Search code examples
scalaapache-sparkfault-tolerance

Why Apache Spark not re-submit failed tasks?


I want to simulate fault-tolerance behavior. I wrote "hard" function, that failed from time to time. for example:

def myMap(v: String) = {
  // print task info and return "Ok" or throw exception
  val context = TaskContext.get()
  val r = scala.util.Random
  val raise = r.nextBoolean()
  println(s"--- map $v in partition ${context.partitionId()} in stage ${context.stageId()} raise = $raise")
  if ( raise )
    throw new RuntimeException("oh ;(")
  "Ok"
}

Because Spark has fault-tolerance ability, I expected that failed tasks will be re-executed automatically, but it does not with the following code:

import org.apache.log4j.{Level, Logger}
import org.apache.spark.rdd.RDD
import org.apache.spark.{SparkConf, SparkContext, TaskContext}

object Example {

  def main(args:Array[String]): Unit = {
    Logger.getLogger("org").setLevel(Level.WARN)
    Logger.getLogger("akka").setLevel(Level.WARN)
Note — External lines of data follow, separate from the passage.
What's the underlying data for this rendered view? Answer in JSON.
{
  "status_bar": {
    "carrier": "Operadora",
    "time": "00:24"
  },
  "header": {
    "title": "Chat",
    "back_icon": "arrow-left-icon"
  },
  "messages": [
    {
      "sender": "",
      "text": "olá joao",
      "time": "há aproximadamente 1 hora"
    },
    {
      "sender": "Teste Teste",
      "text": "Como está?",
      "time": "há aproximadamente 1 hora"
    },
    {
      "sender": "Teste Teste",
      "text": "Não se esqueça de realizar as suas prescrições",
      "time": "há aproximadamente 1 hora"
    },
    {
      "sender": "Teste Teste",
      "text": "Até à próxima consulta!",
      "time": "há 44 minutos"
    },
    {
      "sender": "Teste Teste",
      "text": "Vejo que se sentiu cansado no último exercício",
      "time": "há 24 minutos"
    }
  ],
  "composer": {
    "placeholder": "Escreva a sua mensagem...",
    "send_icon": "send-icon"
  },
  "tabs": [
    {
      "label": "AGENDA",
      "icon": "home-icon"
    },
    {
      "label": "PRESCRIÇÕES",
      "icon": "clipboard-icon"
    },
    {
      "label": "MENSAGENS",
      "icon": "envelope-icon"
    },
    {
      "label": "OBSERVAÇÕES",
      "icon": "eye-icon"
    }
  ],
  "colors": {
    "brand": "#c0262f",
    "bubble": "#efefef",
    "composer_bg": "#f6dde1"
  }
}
    val conf = new SparkConf()
      .setAppName("shuffle example")
      .setMaster("local[*]")
      .set("spark.task.maxFailures", "4") // it is default value

    val sc = new SparkContext(conf)


    val l:RDD[String] = sc.parallelize(List( "a", "b", "c"), 3)

    def myMap(v: String) = {
      // print task info and return "Ok" or throw exception
      val context = TaskContext.get()
      val r = scala.util.Random
      val raise = r.nextBoolean()
      println(s"--- map $v in partition ${context.partitionId()} in stage ${context.stageId()} raise = $raise")
      if ( raise )
        throw new Exception("oh ;(")
      "Ok"
    }

    println (l.map(myMap).collect().mkString("\n")) // failed 

    sc.stop()
  }
}

What am I doing wrong?


Solution

  • Actually, spark not support fault-tolerance in local mode.

    In example above, if set mater to some master of standalone (or yarn) cluster, make jar-file, and run it via spark-submit, behavior will be as expected: some tasks will be failed, but re-submited. If the application has some singleton (object in Scala), it will be keep own state across failed tasks.